In Section 13 of the website you present the problem of a freelancer with many clients. You show that the classical JD system built on a AC.ID (= 10/10/100) structure does not work so well with that situation, as the structure can either be “Work / 10 clients / 100 jobs” (no subfolders) or “10 clients / 10 jobs / 100 subfolders”. There is no way to arrange the structure to have more than 10 clients with more than 10 jobs each and subfolders.
To solve this problem, you present a “Multiple Systems” update in which the items are organized as SYS.AC.ID, allowing a lot more items (= 2600/10/10/100). What I don’t understand is, how does that solution apply to the “freelancer with many clients” problem? Unless I’m mistaken this is not explained. Is each “SYS” supposed to be a client? In that case, you end up with something like a C01 (= Client01) system containing 10 areas, each area containing 10 categories, and each category containing 100 items. To me that looks like way too much granularity (what do you do with those 10,000 possible folders per client?), and this approach does not fit with what I’ve understood from other parts of the website/book – that a “system” should be reserved for really, really large initiatives like “building a farm”. Also, in that structure, at what level are the jobs supposed to live? Area, category, ID? The first two levels are still limited to 10, so how do you record more than 10 jobs per client? I fear I’m missing the point.
Reading up on the forum, I realize I might be part of the “Academics” cohort that create so much confusion, sorry about that
Here’s an interesting thread The Freelancer system discussing this problem. Check out the video Johnny posted in response if you have time.
I have my own version of this problem. I won’t go into too much detail, but here’s some advice: forget about the SYS.AC.ID numbers. I’ve found using ‘YYYY-MM-DD’ is useful for titles, and I sort projects into folders by year (‘YYYY’).
Yes, that’s way too many folders to functionally manage.
It might help to take a step back and think about what it is you need to organize as a freelancer. Consider “How many clients do I expect to have each year?” and “How many ‘projects’ can I expect per client?”. You probably don’t need as many folders as you think.
At scale, a database becomes helpful. The website and workbook hint at using databases, but in this case, I would definitely consider using one to manage project and client metadata. A good database will provide more functionality than a folder structure can.
I was mostly trying to understand if 1) the reasoning of section 13 is sound and I’ve misunderstood something, or 2) there is a flaw in the reasoning, and the SYS.AC.ID system is not a good solution for the problem that is described at the outset of section 13. I’m not even a freelancer
I’m just starting to try out the system, so I feel it’s a bit too early to stray away from it
I’ve been moving our own stuff over all day today. There’s a bit here, I’ll blog about it shortly as an interim document. I think we’ll want to run this ourselves for a little while to iron out any kinks before I make it official.

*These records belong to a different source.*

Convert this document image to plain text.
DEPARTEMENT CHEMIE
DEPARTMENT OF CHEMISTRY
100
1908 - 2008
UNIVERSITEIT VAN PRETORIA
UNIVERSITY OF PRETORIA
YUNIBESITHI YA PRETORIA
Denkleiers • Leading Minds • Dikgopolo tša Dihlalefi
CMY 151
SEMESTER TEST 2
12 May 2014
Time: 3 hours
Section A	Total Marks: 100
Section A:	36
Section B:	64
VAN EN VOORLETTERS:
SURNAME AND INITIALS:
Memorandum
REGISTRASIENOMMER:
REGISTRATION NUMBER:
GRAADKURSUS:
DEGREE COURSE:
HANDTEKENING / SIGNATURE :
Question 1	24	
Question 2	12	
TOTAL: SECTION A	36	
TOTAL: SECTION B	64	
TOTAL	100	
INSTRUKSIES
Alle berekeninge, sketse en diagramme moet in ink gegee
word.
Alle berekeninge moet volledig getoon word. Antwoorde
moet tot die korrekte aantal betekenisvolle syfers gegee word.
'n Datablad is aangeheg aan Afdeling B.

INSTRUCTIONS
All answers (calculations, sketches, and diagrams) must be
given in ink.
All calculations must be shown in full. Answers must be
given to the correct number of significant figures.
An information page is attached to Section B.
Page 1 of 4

(Copying this text from this post as it’s very relevant here.)
I’m just playing with this myself in the context of the ‘creative’ or ‘freelancer’ pattern that’s mentioned in these same threads.
What seems to work is a strategy where you expand the ‘middle’ of your system. So if you’ve usually got:
Areas | Categories | IDs
10x | 10x per | 100x per
…what I think is good is to keep that first level, areas. Don’t mess with them: stick to 10, stick with the naming scheme.